Thanks for the neat post.
MM
Thanks for the Roberta remembrances!
She has played here before. I remember her performing at the 1992 Apple Festival in Hendersonville (the same one that then-President George H. W. Bush spoke at). I remember, because I was there and it was pouring rain by the time Bush started speaking.I found one remembrance of it here:
http://www.boldlife.com/gyrobase/Content?oid=oid%3A2137
"But back to Becky at Sherman Sports, who was reminiscing about past festivals and agreed with Rex that its original purpose was to promote downtown businesses. "All the store owners used to serve breakfast out on the sidewalk, like the Kiwanis Club does now," Becky remembered. "We set up the tables along the 400 block before the sun came up, and I remember once Roberta Flack was rehearsing. She happened to be performing at Black Mountain that year and came down to sing at the festival. She began singing and playing the piano that morning right at sunrise. It was magical." Past festivals have presented some less musically sensitive features, like the firing of muzzle-loaded antique guns and a beauty pageant to name Miss Apple Festival."

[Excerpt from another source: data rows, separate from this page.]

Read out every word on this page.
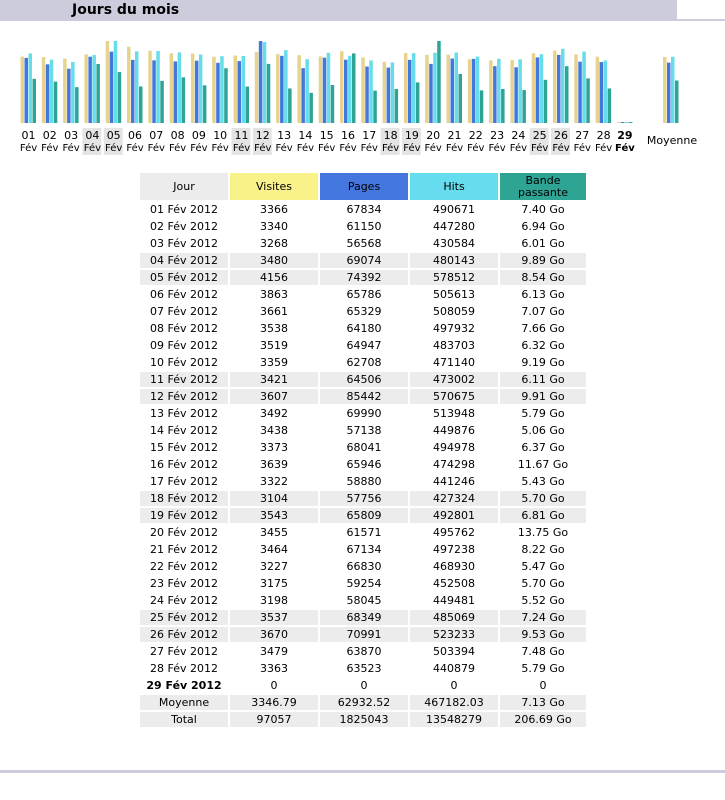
Jours du mois
01
Fév
02
Fév
03
Fév
04
Fév
05
Fév
06
Fév
07
Fév
08
Fév
09
Fév
10
Fév
11
Fév
12
Fév
13
Fév
14
Fév
15
Fév
16
Fév
17
Fév
18
Fév
19
Fév
20
Fév
21
Fév
22
Fév
23
Fév
24
Fév
25
Fév
26
Fév
27
Fév
28
Fév
29
Fév
Moyenne
Jour	Visites	Pages	Hits	Bande passante
01 Fév 2012	3366	67834	490671	7.40 Go
02 Fév 2012	3340	61150	447280	6.94 Go
03 Fév 2012	3268	56568	430584	6.01 Go
04 Fév 2012	3480	69074	480143	9.89 Go
05 Fév 2012	4156	74392	578512	8.54 Go
06 Fév 2012	3863	65786	505613	6.13 Go
07 Fév 2012	3661	65329	508059	7.07 Go
08 Fév 2012	3538	64180	497932	7.66 Go
09 Fév 2012	3519	64947	483703	6.32 Go
10 Fév 2012	3359	62708	471140	9.19 Go
11 Fév 2012	3421	64506	473002	6.11 Go
12 Fév 2012	3607	85442	570675	9.91 Go
13 Fév 2012	3492	69990	513948	5.79 Go
14 Fév 2012	3438	57138	449876	5.06 Go
15 Fév 2012	3373	68041	494978	6.37 Go
16 Fév 2012	3639	65946	474298	11.67 Go
17 Fév 2012	3322	58880	441246	5.43 Go
18 Fév 2012	3104	57756	427324	5.70 Go
19 Fév 2012	3543	65809	492801	6.81 Go
20 Fév 2012	3455	61571	495762	13.75 Go
21 Fév 2012	3464	67134	497238	8.22 Go
22 Fév 2012	3227	66830	468930	5.47 Go
23 Fév 2012	3175	59254	452508	5.70 Go
24 Fév 2012	3198	58045	449481	5.52 Go
25 Fév 2012	3537	68349	485069	7.24 Go
26 Fév 2012	3670	70991	523233	9.53 Go
27 Fév 2012	3479	63870	503394	7.48 Go
28 Fév 2012	3363	63523	440879	5.79 Go
29 Fév 2012	0	0	0	0
Moyenne	3346.79	62932.52	467182.03	7.13 Go
Total	97057	1825043	13548279	206.69 Go
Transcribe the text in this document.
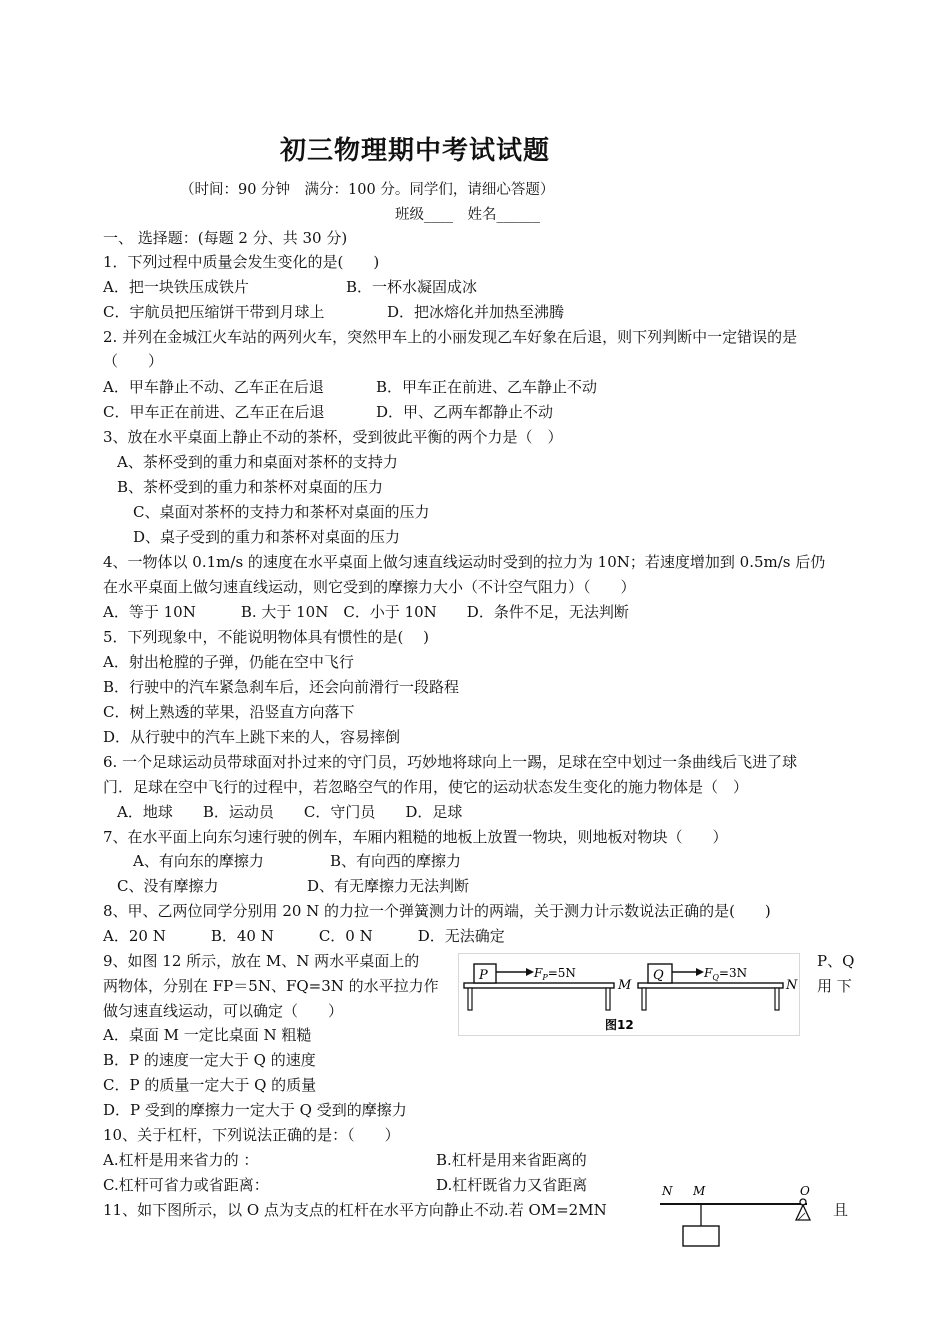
初三物理期中考试试题
（时间：90 分钟　满分：100 分。同学们，请细心答题）
班级____　姓名______
一、 选择题：(每题 2 分、共 30 分)
1．下列过程中质量会发生变化的是(　　)
A．把一块铁压成铁片	B．一杯水凝固成冰
C．宇航员把压缩饼干带到月球上	D．把冰熔化并加热至沸腾
2. 并列在金城江火车站的两列火车，突然甲车上的小丽发现乙车好象在后退，则下列判断中一定错误的是
（　　）
A．甲车静止不动、乙车正在后退	B．甲车正在前进、乙车静止不动
C．甲车正在前进、乙车正在后退	D．甲、乙两车都静止不动
3、放在水平桌面上静止不动的茶杯，受到彼此平衡的两个力是（　）
A、茶杯受到的重力和桌面对茶杯的支持力
B、茶杯受到的重力和茶杯对桌面的压力
C、桌面对茶杯的支持力和茶杯对桌面的压力
D、桌子受到的重力和茶杯对桌面的压力
4、一物体以 0.1m/s 的速度在水平桌面上做匀速直线运动时受到的拉力为 10N；若速度增加到 0.5m/s 后仍
在水平桌面上做匀速直线运动，则它受到的摩擦力大小（不计空气阻力）（　　）
A．等于 10N　　　B. 大于 10N　C．小于 10N　　D．条件不足，无法判断
5．下列现象中，不能说明物体具有惯性的是(　 )
A．射出枪膛的子弹，仍能在空中飞行
B．行驶中的汽车紧急刹车后，还会向前滑行一段路程
C．树上熟透的苹果，沿竖直方向落下
D．从行驶中的汽车上跳下来的人，容易摔倒
6. 一个足球运动员带球面对扑过来的守门员，巧妙地将球向上一踢，足球在空中划过一条曲线后飞进了球
门．足球在空中飞行的过程中，若忽略空气的作用，使它的运动状态发生变化的施力物体是（　）
A．地球　　B．运动员　　C．守门员　　D．足球
7、在水平面上向东匀速行驶的例车，车厢内粗糙的地板上放置一物块，则地板对物块（　　）
A、有向东的摩擦力	B、有向西的摩擦力
C、没有摩擦力	D、有无摩擦力无法判断
8、甲、乙两位同学分别用 20 N 的力拉一个弹簧测力计的两端，关于测力计示数说法正确的是(　　)
A．20 N　　　B．40 N　　　C．0 N　　　D．无法确定
9、如图 12 所示，放在 M、N 两水平桌面上的	P、Q
两物体，分别在 FP＝5N、FQ=3N 的水平拉力作	用 下
做匀速直线运动，可以确定（　　）
A．桌面 M 一定比桌面 N 粗糙
B．P 的速度一定大于 Q 的速度
C．P 的质量一定大于 Q 的质量
D．P 受到的摩擦力一定大于 Q 受到的摩擦力
P	$F_P=5N$
M
Q	$F_Q=3N$
N
图12
10、关于杠杆，下列说法正确的是：（　　）
A.杠杆是用来省力的 ：	B.杠杆是用来省距离的
C.杠杆可省力或省距离：	D.杠杆既省力又省距离
11、如下图所示，以 O 点为支点的杠杆在水平方向静止不动.若 OM=2MN	且
N M	O
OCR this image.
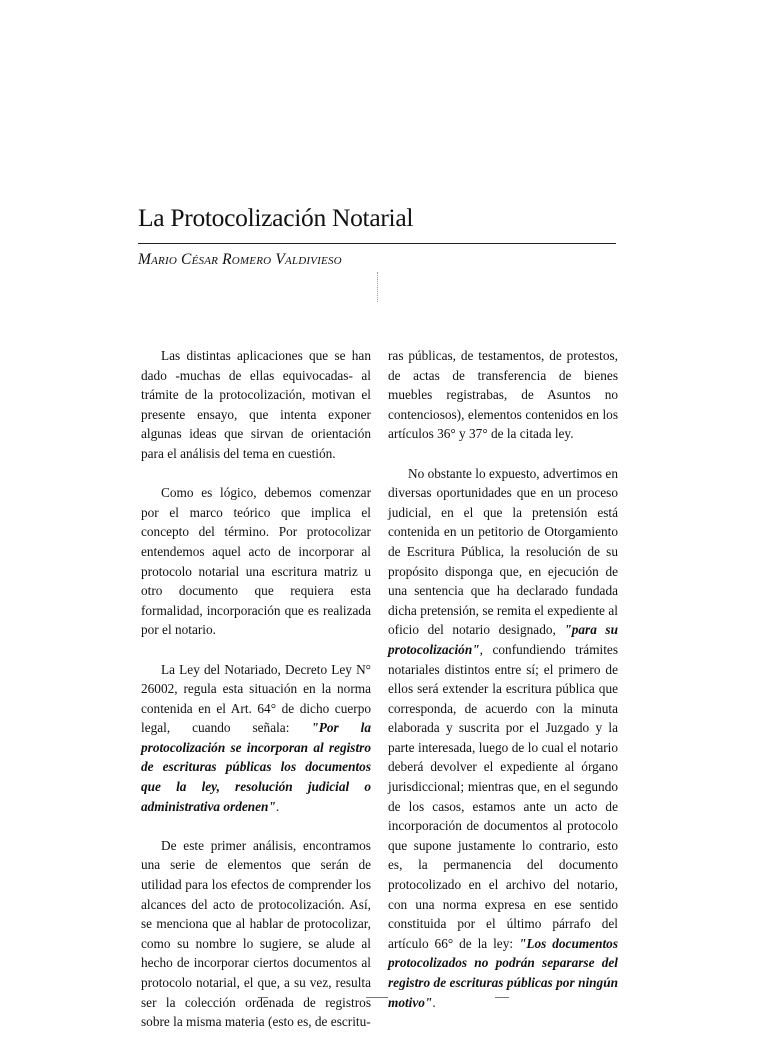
La Protocolización Notarial
Mario César Romero Valdivieso

Las distintas aplicaciones que se han dado -muchas de ellas equivocadas- al trámite de la protocolización, motivan el presente ensayo, que intenta exponer algunas ideas que sirvan de orientación para el análisis del tema en cuestión.

Como es lógico, debemos comenzar por el marco teórico que implica el concepto del término. Por protocolizar entendemos aquel acto de incorporar al protocolo notarial una escritura matriz u otro documento que requiera esta formalidad, incorporación que es realizada por el notario.

La Ley del Notariado, Decreto Ley N° 26002, regula esta situación en la norma contenida en el Art. 64° de dicho cuerpo legal, cuando señala: "Por la protocolización se incorporan al registro de escrituras públicas los documentos que la ley, resolución judicial o administrativa ordenen".

De este primer análisis, encontramos una serie de elementos que serán de utilidad para los efectos de comprender los alcances del acto de protocolización. Así, se menciona que al hablar de protocolizar, como su nombre lo sugiere, se alude al hecho de incorporar ciertos documentos al protocolo notarial, el que, a su vez, resulta ser la colección ordenada de registros sobre la misma materia (esto es, de escritu-

ras públicas, de testamentos, de protestos, de actas de transferencia de bienes muebles registrabas, de Asuntos no contenciosos), elementos contenidos en los artículos 36° y 37° de la citada ley.

No obstante lo expuesto, advertimos en diversas oportunidades que en un proceso judicial, en el que la pretensión está contenida en un petitorio de Otorgamiento de Escritura Pública, la resolución de su propósito disponga que, en ejecución de una sentencia que ha declarado fundada dicha pretensión, se remita el expediente al oficio del notario designado, "para su protocolización", confundiendo trámites notariales distintos entre sí; el primero de ellos será extender la escritura pública que corresponda, de acuerdo con la minuta elaborada y suscrita por el Juzgado y la parte interesada, luego de lo cual el notario deberá devolver el expediente al órgano jurisdiccional; mientras que, en el segundo de los casos, estamos ante un acto de incorporación de documentos al protocolo que supone justamente lo contrario, esto es, la permanencia del documento protocolizado en el archivo del notario, con una norma expresa en ese sentido constituida por el último párrafo del artículo 66° de la ley: "Los documentos protocolizados no podrán separarse del registro de escrituras públicas por ningún motivo".
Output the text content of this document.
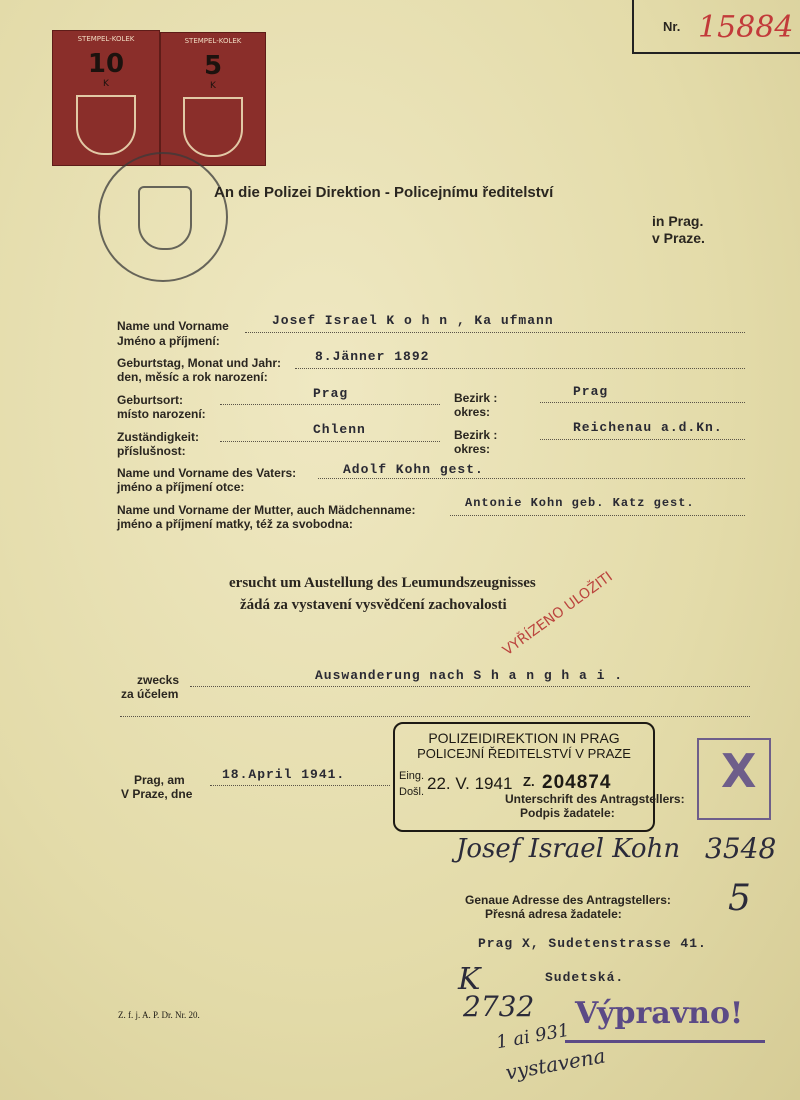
Nr. 15884
STEMPEL-KOLEK
10
K
STEMPEL-KOLEK
5
K
An die Polizei Direktion - Policejnímu ředitelství
in Prag.
v Praze.
Name und Vorname
Jméno a příjmení:
Josef Israel K o h n , Ka ufmann
Geburtstag, Monat und Jahr:
den, měsíc a rok narození:
8.Jänner 1892
Geburtsort:
místo narození:
Prag	Bezirk :
okres:
Prag
Zuständigkeit:
příslušnost:
Chlenn	Bezirk :
okres:
Reichenau a.d.Kn.
Name und Vorname des Vaters:
jméno a příjmení otce:
Adolf Kohn gest.
Name und Vorname der Mutter, auch Mädchenname:
jméno a příjmení matky, též za svobodna:
Antonie Kohn geb. Katz gest.
ersucht um Austellung des Leumundszeugnisses
žádá za vystavení vysvědčení zachovalosti
VYŘÍZENO ULOŽITI
zwecks
za účelem
Auswanderung nach S h a n g h a i .
Prag, am
V Praze, dne
18.April 1941.
POLIZEIDIREKTION IN PRAG
POLICEJNÍ ŘEDITELSTVÍ V PRAZE
Eing.
Došl. 22. V. 1941 Z. 204874
Unterschrift des Antragstellers:
Podpis žadatele:
Josef Israel Kohn 3548
X
5
Genaue Adresse des Antragstellers:
Přesná adresa žadatele:
Prag X, Sudetenstrasse 41.
Sudetská.
K
2732
1 ai 931
vystavena
Výpravno!
Z. f. j. A. P. Dr. Nr. 20.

I think I remember Roberta Flack participating in a concert (maybe with the Asheville Symphony?) at the Thomas Wolfe Auditorium — just one song. It was since I’ve lived here, which was the early 1980s. I think it may have been at Christmas as part of Light Up Your Holidays.
Or either I’m dreaming.
I’m with Don–I’m from Black Mountain and remember a sign we had in town that said she was born there.
Robert Flack was born in Black Mountain in the Brookside community. Brookside was in the Flat Creek Road vicinity which is where the old Roseland Gardens jukejoint/roadhouse stood. I’m told some of her kin still live in the area.